VATICAN CITY - Pope Benedict XVI urged Christians on Wednesday to defend the spirit of Christmas against secular trends during his last general audience before the holiday.
He wished the several thousand pilgrims and tourists gathered in a Vatican auditorium decorated with Christmas trees a "Happy Christmas" in seven languages and told them that "false prophets continue to offer cheap salvation which ends up in deep delusions."
"It is the duty of Christians to spread through a witness of life the truth of Christmas, which Christ brings to every man and woman of good will."
Throughout the audience, choral groups sang Christmas carols, including "Silent Night," a favorite in the pope's native Germany. Shepherds from Italy's Abruzzi mountains, in their traditional fur-trimmed costumes, played Italian carols on their bagpipes.
During his speech, Benedict also posed the question of the relevance of religion in modern society, one of his leading themes.
"Today, many consider God irrelevant. Even believers sometimes seek tempting but illusory shortcuts to happiness. And yet perhaps even because of this confusion humanity seeks a savior, and awaits the coming of Christ," the pope said.
Although he warned against being distracted by what he called the "trappings of Christmas," Benedict offered thanks for the 110-foot Christmas tree set up in St. Peter's Square, and the one in his private apartment in the Vatican, both gifts from the mountains of Calabria in southern Italy.
He also encouraged the custom of setting up nativity scenes in the home.
"It is my hope that such an important element (of Christmas) not only part of our spirituality, but also of our culture and art continue to be a simple and eloquent way of remembering Christ."
The home nativity scene is the traditional focal point of the Italian Christmas, with families working for days on elaborate settings which, along with the main figures, often include village scenes, artistic lighting and even fountains with running water.
However, according to recent news reports, the tradition is waning, with some families preferring the Christmas tree, a custom inherited from northern Europe and North America.
Workers in St.
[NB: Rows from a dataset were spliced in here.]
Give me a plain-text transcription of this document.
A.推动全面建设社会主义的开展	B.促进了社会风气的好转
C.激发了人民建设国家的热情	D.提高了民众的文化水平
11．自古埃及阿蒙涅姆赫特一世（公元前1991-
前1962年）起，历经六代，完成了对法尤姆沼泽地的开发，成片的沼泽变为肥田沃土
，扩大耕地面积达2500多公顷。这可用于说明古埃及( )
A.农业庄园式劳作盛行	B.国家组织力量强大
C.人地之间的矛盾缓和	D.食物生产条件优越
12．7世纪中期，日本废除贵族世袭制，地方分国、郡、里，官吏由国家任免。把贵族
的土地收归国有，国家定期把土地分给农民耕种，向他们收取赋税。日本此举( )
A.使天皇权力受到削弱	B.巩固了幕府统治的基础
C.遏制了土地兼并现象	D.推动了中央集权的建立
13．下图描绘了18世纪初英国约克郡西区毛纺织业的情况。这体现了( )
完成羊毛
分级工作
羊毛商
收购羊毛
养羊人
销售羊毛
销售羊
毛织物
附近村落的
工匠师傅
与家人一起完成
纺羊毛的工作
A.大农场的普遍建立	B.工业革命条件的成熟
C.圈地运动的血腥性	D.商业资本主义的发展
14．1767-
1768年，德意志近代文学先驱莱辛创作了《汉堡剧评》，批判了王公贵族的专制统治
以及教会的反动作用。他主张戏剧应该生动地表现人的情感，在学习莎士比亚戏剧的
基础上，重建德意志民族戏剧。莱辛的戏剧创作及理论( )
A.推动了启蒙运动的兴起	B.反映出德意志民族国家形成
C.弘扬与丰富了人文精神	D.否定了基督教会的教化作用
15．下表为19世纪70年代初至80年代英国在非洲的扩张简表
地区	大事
Peter's Square are still busy setting up the Vatican's life-sized nativity scene with 26 figures set under a caravan tent, to be unveiled on Christmas Eve, along with the lighting of the Christmas tree.
ROME (Reuters) - Two leftists in Italy's ruling coalition on Wednesday outraged fellow lawmakers by placing four dolls representing homosexual couples near the baby Jesus in the official nativity scene in parliament.
The two parliamentarians from the small "Rose in the Fist" party said their gesture was to promote the legalization of gay marriage and granting legal recognition to unmarried couples.
Bruno Mellano and Donatella Poretti placed the Barbie and Ken-type dolls in the parliamentary nativity scene, each couple lying down embraced among the shepherds witnessing the birth of Jesus.
Each of the two doll couples, which parliamentary ushers removed after a few minutes, wore miniature placards with slogans in favor of gay rights.
"This is a vulgar and unacceptable double attack against both a (national) institution as well as a religious symbol," a group of women parliamentarians of the opposition conservative Forza Italia party said in a statement.
Luca Volonte, a member of the small centrist opposition Union of Christian Democrats, called the gesture a "pure attack against the religion practiced by the majority of Italians."
Italy is overwhelmingly Roman Catholic and nativity scenes, featuring figures of the baby Jesus, Mary, Joseph, shepherds, animals and three kings bearing gifts, are put but in many homes, squares and shops.
Some members of the opposition demanded the lawmakers be censured by the speaker of the lower house of parliament.
But even the Italian Communist Party, which supports gay rights and is also in the ruling coalition of Prime Minister Romano Prodi, distanced itself from the action.
One communist parliamentarian called it "a grave political error" that would not help homosexuals.
The two leftist politicians carried out their gesture just before Pope Benedict, speaking to pilgrims and tourists at the Vatican, said Christmas creches were part of Christian culture that had to be defended.
In recent weeks, several state schools have decided not to erect the nativity scene. Some shops decided not to sell them, saying they were not popular or did not fit their image.
But even Education Minister Giuseppe Fioroni has criticized such schools, saying they had gone too far in banning nativity scenes which could instead be used as tools for inter-religious dialogue.